Eenzelfde gevaar is nu aan de orde in verband met onze leefomgeving. 

Anderzijds inspireert de direct tastbare verbetering van onze leefomgeving juist ook tot nieuwe vergezichten.

Enerzijds is er de roep om afgesproken belastingmaatregelen, zoals in verband met de CO2-beprijzing, of aangescherpte duurzaamheidseisen, zoals in verband met emissienormen, naar achteren te schuiven of af te zwakken: “mensen hebben nu wel iets anders aan hun hoofd”, of “laten we het niet te ingewikkeld maken” of “denk aan onze concurrentiepositie”. Bovendien: sommige emissies, zoals die van CO2, zijn vanwege de coronacrisis behoorlijk gaan dalen, bijvoorbeeld omdat er minder gereden en gevlogen wordt en op deelterreinen minder geproduceerd.

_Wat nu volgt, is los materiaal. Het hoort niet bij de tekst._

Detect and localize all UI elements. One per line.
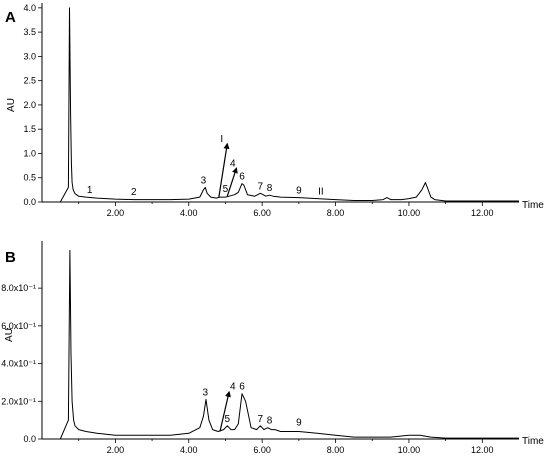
y-tick-label-a: 0.5 — [23, 173, 36, 183]
y-tick-label-a: 0.0 — [23, 197, 36, 207]
peak-label-a: 3 — [201, 175, 207, 186]
y-tick-label-a: 1.5 — [23, 124, 36, 134]
y-tick-label-a: 3.0 — [23, 51, 36, 61]
peak-label-a: 5 — [223, 184, 229, 195]
ticks-b: 2.00 4.00 6.00 8.00 10.00 12.00 0.0 2.0x10⁻¹ 4.0… — [1, 283, 493, 455]
x-axis-label-a: Time — [522, 200, 544, 211]
x-tick-label-a: 2.00 — [107, 208, 125, 218]
x-tick-label-a: 4.00 — [180, 208, 198, 218]
peak-label-b: 7 — [258, 414, 264, 425]
x-tick-label-a: 8.00 — [327, 208, 345, 218]
y-tick-label-a: 2.5 — [23, 76, 36, 86]
x-tick-label-b: 2.00 — [107, 445, 125, 455]
chromatogram-trace-a — [42, 7, 519, 203]
peak-label-a: 2 — [131, 187, 137, 198]
y-axis-label-b: AU — [4, 328, 15, 342]
x-tick-label-b: 6.00 — [253, 445, 271, 455]
peak-label-a: 4 — [230, 158, 236, 169]
peak-label-a: 7 — [258, 181, 264, 192]
y-tick-label-a: 2.0 — [23, 100, 36, 110]
x-tick-label-b: 12.00 — [471, 445, 494, 455]
x-tick-label-b: 8.00 — [327, 445, 345, 455]
peak-label-b: 9 — [296, 418, 302, 429]
x-tick-label-b: 10.00 — [398, 445, 421, 455]
peak-label-b: 4 — [230, 382, 236, 393]
peak-label-b: 8 — [267, 416, 273, 427]
peak-label-b: 6 — [239, 382, 245, 393]
peak-labels-a: 1 2 3 I 4 56 7 8 9 II — [87, 134, 324, 198]
chromatogram-trace-b — [42, 249, 519, 440]
y-tick-label-b: 4.0x10⁻¹ — [1, 359, 36, 369]
peak-label-a: 8 — [267, 183, 273, 194]
y-tick-label-a: 4.0 — [23, 3, 36, 13]
x-tick-label-a: 12.00 — [471, 208, 494, 218]
panel-b: B AU Time 2.00 4.00 6.00 8.00 10.00 12.000.02… — [1, 241, 544, 455]
peak-label-a: 6 — [239, 172, 245, 183]
y-tick-label-b: 8.0x10⁻¹ — [1, 283, 36, 293]
annotation-arrow-a — [226, 167, 238, 197]
peak-label-a: I — [220, 134, 223, 145]
y-tick-label-b: 2.0x10⁻¹ — [1, 396, 36, 406]
peak-label-a: 9 — [296, 186, 302, 197]
x-tick-label-a: 10.00 — [398, 208, 421, 218]
peak-label-b: 5 — [225, 414, 231, 425]
y-axis-label-a: AU — [6, 98, 17, 112]
panel-a: A AU Time 2.00 4.00 6.00 8.00 10.00 12.00 0.0 0… — [5, 3, 544, 218]
ticks-a: 2.00 4.00 6.00 8.00 10.00 12.00 0.0 0.5 1.0 1.5 2.… — [23, 3, 493, 218]
x-tick-label-a: 6.00 — [253, 208, 271, 218]
y-tick-label-b: 0.0 — [23, 434, 36, 444]
y-tick-label-a: 1.0 — [23, 148, 36, 158]
x-tick-label-b: 4.00 — [180, 445, 198, 455]
peak-label-a: 1 — [87, 185, 93, 196]
peak-label-b: 3 — [202, 387, 208, 398]
annotation-arrow-b — [219, 390, 231, 432]
y-tick-label-a: 3.5 — [23, 27, 36, 37]
panel-letter-a: A — [5, 9, 16, 26]
peak-labels-b: 3 4 5 6 7 8 9 — [202, 382, 302, 432]
annotation-arrow-a — [218, 142, 230, 198]
peak-label-a: II — [318, 187, 324, 198]
y-tick-label-b: 6.0x10⁻¹ — [1, 321, 36, 331]
x-axis-label-b: Time — [522, 436, 544, 447]
panel-letter-b: B — [5, 249, 16, 266]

Zo kan de indruk ontstaan dat er voldoende reden is om het nu even wat rustiger aan te doen met die milieunormen.

Maar anderzijds inspireert de direct tastbare verbetering van onze leefomgeving juist ook tot nieuwe vergezichten. Schone lucht, een stillere woonomgeving, een scherper bewustzijn van het belang van natuur en van een meer overzichtelijke productie- en voedselketen: het zet allemaal aan tot nadenken over hoe de kwaliteit van de leefomgeving versterkt kan worden. De verbinding met de bekende grote leefomgevingsopgaven is dan snel gemaakt: klimaatadaptatie en de energietransitie, een betere relatie tussen landbouw en natuur, een efficiënter grondstoffengebruik, een evenwichtiger verstedelijking. De coronacrisis als aanjager van de grote vlucht voorwaarts: ‘groen herstel’. Een indrukwekkende stoet van (inter-)nationale instellingen, organisaties, wetenschappers sluit zich hierbij aan: DNB, WEF, IEA, OECD, WHO, UN. De EU en buurlanden als Duitsland en Frankrijk zijn die weg al ingeslagen met forse groene investeringsvoorstellen.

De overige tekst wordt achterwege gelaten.